The denso.com domain is maintained in a domain-name registry operated by VeriSign, Inc., which has an office in the Northern District of California. Denso filed suit in federal Court in that district under the ACPA, which provides rights to holders of marks for injury to their property. The statute includes a specific prohibition against “cybersquatting,” the bad-faith use of a domain name in order to profit from the goodwill of a protected mark belonging to someone else. The Court found that Denso’s complaint alleged such violations. The ACPA also provides that in cases where a plaintiff cannot obtain personal jurisdiction over a defendant, it may initiate an “in rem” action—technically against the domain name itself—to obtain a Court order requiring the domain name registry to transfer ownership, if a violation of the statute is found.
As a preliminary matter, the Court found that Denso satisfied the requirement that it could not obtain personal jurisdiction over the current registrant. The Court first noted that the registrant’s actions in maintaining the domain name through VeriSign were inadequate to establish jurisdiction within the meaning of the ACPA. It then observed that the registrant had apparently engaged in informal communications with the Court and had arranged for an initial appearance by counsel, who soon withdrew, but concluded that these actions were likewise inadequate to support personal jurisdiction over an individual claiming some interest in disputed property in an in rem case. Indeed, the Court reviewed the communications and actions and found that they suggested an intent not to waive jurisdictional defenses.

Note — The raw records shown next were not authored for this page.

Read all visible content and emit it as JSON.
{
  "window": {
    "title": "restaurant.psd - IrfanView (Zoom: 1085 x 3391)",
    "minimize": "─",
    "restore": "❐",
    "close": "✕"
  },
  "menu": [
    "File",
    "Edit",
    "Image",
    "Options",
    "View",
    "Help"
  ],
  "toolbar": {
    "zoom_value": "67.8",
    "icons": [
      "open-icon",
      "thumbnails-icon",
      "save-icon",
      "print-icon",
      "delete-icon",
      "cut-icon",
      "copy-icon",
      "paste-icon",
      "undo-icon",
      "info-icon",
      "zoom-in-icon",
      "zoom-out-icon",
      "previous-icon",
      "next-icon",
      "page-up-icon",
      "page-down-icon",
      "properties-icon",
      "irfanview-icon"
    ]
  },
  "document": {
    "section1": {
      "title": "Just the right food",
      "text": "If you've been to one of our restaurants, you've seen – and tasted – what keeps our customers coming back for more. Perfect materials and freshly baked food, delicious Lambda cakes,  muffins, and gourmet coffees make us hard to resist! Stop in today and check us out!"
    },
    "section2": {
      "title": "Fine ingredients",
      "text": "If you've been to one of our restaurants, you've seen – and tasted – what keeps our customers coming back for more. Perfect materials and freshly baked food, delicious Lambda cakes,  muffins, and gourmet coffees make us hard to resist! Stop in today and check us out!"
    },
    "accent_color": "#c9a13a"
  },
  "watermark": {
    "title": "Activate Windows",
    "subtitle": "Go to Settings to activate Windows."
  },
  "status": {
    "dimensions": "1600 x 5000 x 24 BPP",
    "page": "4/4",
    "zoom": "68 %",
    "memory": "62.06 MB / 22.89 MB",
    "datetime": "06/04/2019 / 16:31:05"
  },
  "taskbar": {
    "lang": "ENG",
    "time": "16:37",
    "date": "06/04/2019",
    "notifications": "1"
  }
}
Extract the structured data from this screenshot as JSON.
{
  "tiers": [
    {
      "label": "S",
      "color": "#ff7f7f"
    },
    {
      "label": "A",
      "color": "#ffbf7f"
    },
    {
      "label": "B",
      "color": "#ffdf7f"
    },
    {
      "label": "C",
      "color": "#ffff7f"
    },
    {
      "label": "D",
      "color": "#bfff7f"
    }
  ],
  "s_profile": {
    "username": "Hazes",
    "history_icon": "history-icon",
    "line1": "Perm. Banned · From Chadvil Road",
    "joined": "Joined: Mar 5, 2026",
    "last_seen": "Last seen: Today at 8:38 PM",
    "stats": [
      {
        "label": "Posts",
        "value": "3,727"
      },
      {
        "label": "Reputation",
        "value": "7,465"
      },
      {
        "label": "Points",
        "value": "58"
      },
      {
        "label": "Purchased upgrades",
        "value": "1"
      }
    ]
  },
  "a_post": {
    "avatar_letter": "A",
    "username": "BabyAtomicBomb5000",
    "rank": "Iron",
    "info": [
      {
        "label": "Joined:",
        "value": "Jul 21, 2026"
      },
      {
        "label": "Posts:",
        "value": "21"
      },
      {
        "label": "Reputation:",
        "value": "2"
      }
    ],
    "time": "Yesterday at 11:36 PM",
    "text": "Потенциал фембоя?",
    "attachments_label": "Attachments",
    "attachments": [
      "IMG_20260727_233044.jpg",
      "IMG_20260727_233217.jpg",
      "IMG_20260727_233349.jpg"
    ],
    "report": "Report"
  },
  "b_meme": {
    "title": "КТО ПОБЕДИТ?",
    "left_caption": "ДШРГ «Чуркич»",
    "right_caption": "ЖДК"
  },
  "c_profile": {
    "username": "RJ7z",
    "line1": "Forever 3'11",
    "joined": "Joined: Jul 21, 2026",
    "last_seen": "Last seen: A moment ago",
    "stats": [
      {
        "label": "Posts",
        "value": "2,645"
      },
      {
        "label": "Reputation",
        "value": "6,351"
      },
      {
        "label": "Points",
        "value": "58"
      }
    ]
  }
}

In reaching this conclusion, the Court noted that, under the usual analysis, personal jurisdiction might well attach merely from the act of registration. It concluded that the ACPA standard should be stricter, however, because otherwise the act of registration would preclude the in rem action, which the Court concluded was a result not intended by the U.S. Congress.
[Editor’s note: Denso Corp. v. Domain Name Denso.com is also discussed in the Personal Jurisdiction section of this report.]